Vancouver-based biotech company Sustained Therapeutics has received regulatory clearance to continue studying a rare cancer treatment. The Biotechnology Innovation Organization (BIO) member is set to enter Phase II/III clinical trial for their orphan drug for upper tract urothelial carcinoma (UTUC).
What is UTUC?
Upper tract urothelial carcinoma (UTUC) is among the rarest types of all urological cancers. It occurs in the inner lining of the ureter or the inner lining of the kidney.
UTUC is difficult to diagnose as patients experience little to no symptoms in the early stages of the cancer. As the disease progresses, patients may experience symptoms such as blood in the urine, pain on one side of the back caused by a blockage in the kidney or ureter, weight loss, or urinary tract infections.
Currently, UTUC affects approximately 6,000 patients in North America.
Sustained Therapeutics’ approach
Instead of delivering chemotherapy via infusion, ST-02 by Sustained Therapeutics delivers treatment directly to the renal pelvis, where the cancer is located using a ureteric catheter.
This allows the product to be released slowly, and according to the company provides better benefits over current treatments for UTUC.

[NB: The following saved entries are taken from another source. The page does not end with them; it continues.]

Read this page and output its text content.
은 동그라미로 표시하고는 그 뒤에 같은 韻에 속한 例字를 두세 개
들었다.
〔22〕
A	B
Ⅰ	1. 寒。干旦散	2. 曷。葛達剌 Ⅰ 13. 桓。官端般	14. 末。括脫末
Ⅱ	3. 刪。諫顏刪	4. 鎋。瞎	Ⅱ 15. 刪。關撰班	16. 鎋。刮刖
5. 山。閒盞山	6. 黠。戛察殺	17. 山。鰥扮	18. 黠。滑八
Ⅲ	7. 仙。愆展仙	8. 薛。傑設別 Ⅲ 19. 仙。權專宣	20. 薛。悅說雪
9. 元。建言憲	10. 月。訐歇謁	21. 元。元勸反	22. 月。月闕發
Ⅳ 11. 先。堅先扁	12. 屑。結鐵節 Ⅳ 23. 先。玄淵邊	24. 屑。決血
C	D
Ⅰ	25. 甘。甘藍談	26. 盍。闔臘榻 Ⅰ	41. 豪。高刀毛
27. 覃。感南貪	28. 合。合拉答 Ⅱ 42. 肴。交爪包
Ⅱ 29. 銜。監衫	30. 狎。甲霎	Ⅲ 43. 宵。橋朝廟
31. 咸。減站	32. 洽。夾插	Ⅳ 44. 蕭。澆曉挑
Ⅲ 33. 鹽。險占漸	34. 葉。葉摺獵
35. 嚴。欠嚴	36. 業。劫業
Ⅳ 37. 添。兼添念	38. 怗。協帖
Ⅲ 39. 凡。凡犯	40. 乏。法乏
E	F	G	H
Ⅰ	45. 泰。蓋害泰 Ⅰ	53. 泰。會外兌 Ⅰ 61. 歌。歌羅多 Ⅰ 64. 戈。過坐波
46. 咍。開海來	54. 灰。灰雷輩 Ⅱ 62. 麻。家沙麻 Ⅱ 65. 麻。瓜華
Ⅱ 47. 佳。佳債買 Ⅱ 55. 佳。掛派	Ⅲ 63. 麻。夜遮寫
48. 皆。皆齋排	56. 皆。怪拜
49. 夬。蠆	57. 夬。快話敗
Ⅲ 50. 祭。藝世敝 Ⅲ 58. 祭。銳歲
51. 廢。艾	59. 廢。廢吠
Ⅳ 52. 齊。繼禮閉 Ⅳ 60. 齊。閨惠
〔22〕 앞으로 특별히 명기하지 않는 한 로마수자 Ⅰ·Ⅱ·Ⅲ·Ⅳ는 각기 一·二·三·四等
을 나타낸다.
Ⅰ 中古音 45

“To extend the exposure to the drug in the renal pelvis, our formulation is designed to coat the tissue and delivers chemotherapy for longer, right where it is needed,” the company explains.
This drug delivery platform patented by Sustained Therapeutics offers new hope for patients with acute and chronic pain, as it relies on non-opioids for fewer and lesser side effects.
“This is potentially a very important new development for patients suffering from UTUC,” said William Annett, Sustained Therapeutics’ Chief Executive Officer.
Funded by the Canadian Institutes for Health Research, the Vancouver Prostate Center (VPC) is conducting the investigator-sponsored trial (IST) that will include 25 patients in its study, and later on expand with an additional 50 patients, the company said in a press release.
“We are enabling rapid advancement of this therapy by running an Investigator Sponsored Trial (IST) and collaborating with talented colleagues like Dr. Peter Black at the VPC and others elsewhere,” said Dr. Martin Gleave, Sustained Therapeutics’ Chief Medical Officer and Distinguished Professor in the UBC Department of Urologic Sciences and Director of the VPC.